Selon Karl Popper, il existe ce qu’il appelle l’« ouverture » de la réalité, c’est-à-dire « le fait qu’il en sorte constamment des choses nouvelles1 ». En termes de potentialités réelles cette ouverture de la réalité donne lieu à plusieurs interprétations différentes. 

            Popper a décrit l’Univers comme « ouvert » en un sens particulier. Par exemple, ce qu’il appelle l’ « ouverture causale » est un dépassement à la fois du déterminisme classique et du déterminisme quantique. L’Univers physique est, en ce sens, ouvert causalement sur la liberté humaine et particulièrement la liberté humaine de créer des œuvres. L’humain peut créer des œuvres qui s’inscrivent matériellement dans l’Univers même si l’activité créatrice provient d’une entité non matérielle. Il faudrait donc accepter le dualisme de l’esprit et de la matière. Si tel n’est pas le cas, selon lui, l’instauration de la liberté humaine devient incompréhensible et même impossible. Popper défend l’idée d’une ouverture sur une entité d’ordre non matérielle — telle que l’âme ou l’esprit2.  
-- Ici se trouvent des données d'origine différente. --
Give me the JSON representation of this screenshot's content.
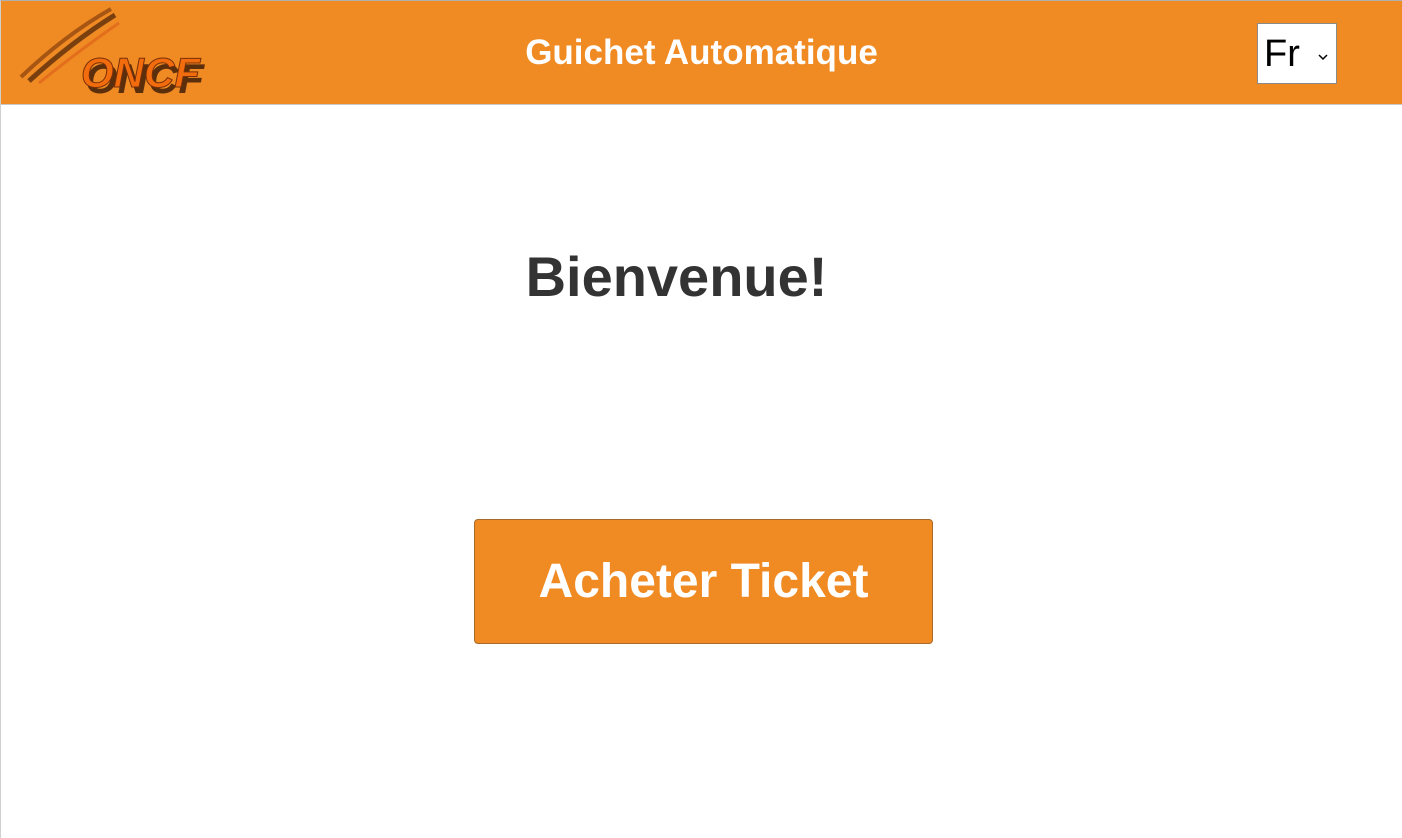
{
  "colors": {
    "brand_orange": "#f08a23",
    "heading_text": "#333333",
    "white": "#ffffff"
  },
  "header": {
    "logo_text": "ONCF",
    "title": "Guichet Automatique",
    "language": {
      "selected": "Fr",
      "icon": "chevron-down-icon"
    }
  },
  "main": {
    "welcome": "Bienvenue!",
    "buy_button_label": "Acheter Ticket"
  }
}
            Le concept poppérien d’ouverture reste vague. Il est possible de le redéfinir de plusieurs façons différentes et significatives pour notre liberté. Ces concepts sont définis et expliqués de façon schématique dans ce qui suit. 

            Contrairement à ce que croit Popper, il semble que la liberté humaine de penser ou de créer soit compatible avec la base matérielle et elle peut ainsi être comprise comme provenant de cet Univers et non de quelque chose d’autre qui lui serait extérieur. Non seulement la liberté apparaît comme étant compatible avec les lois de base de l’Univers, mais aussi comme étant impliquée en probabilité par elles3, moyennant une hypothèse téléonomique du type de Tia. Ce que Popper appelle l’ouverture causale équivaut alors à ce que nous pouvons appeler une ouverture du potentiel réel de l’Univers vers l’intelligence avancée. En d’autres termes, le graphe du potentiel de l’Univers comporte des trajets vers des formes intelligentes sans avoir à postuler autre chose que les lois de base et l’hypothèse Tia. La situation est incertaine parce que nous ignorons ce que contient le potentiel global de cet Univers tel que représenté mathématiquement par la science actuelle. On peut interpréter cette ouverture en termes de complexification mathématique dont certaines recherches récentes ont déjà démontré la richesse insoupçonnée4. Appelons-la l’ouverture théorique (ou physico-mathématique) du potentiel global de l’Univers. 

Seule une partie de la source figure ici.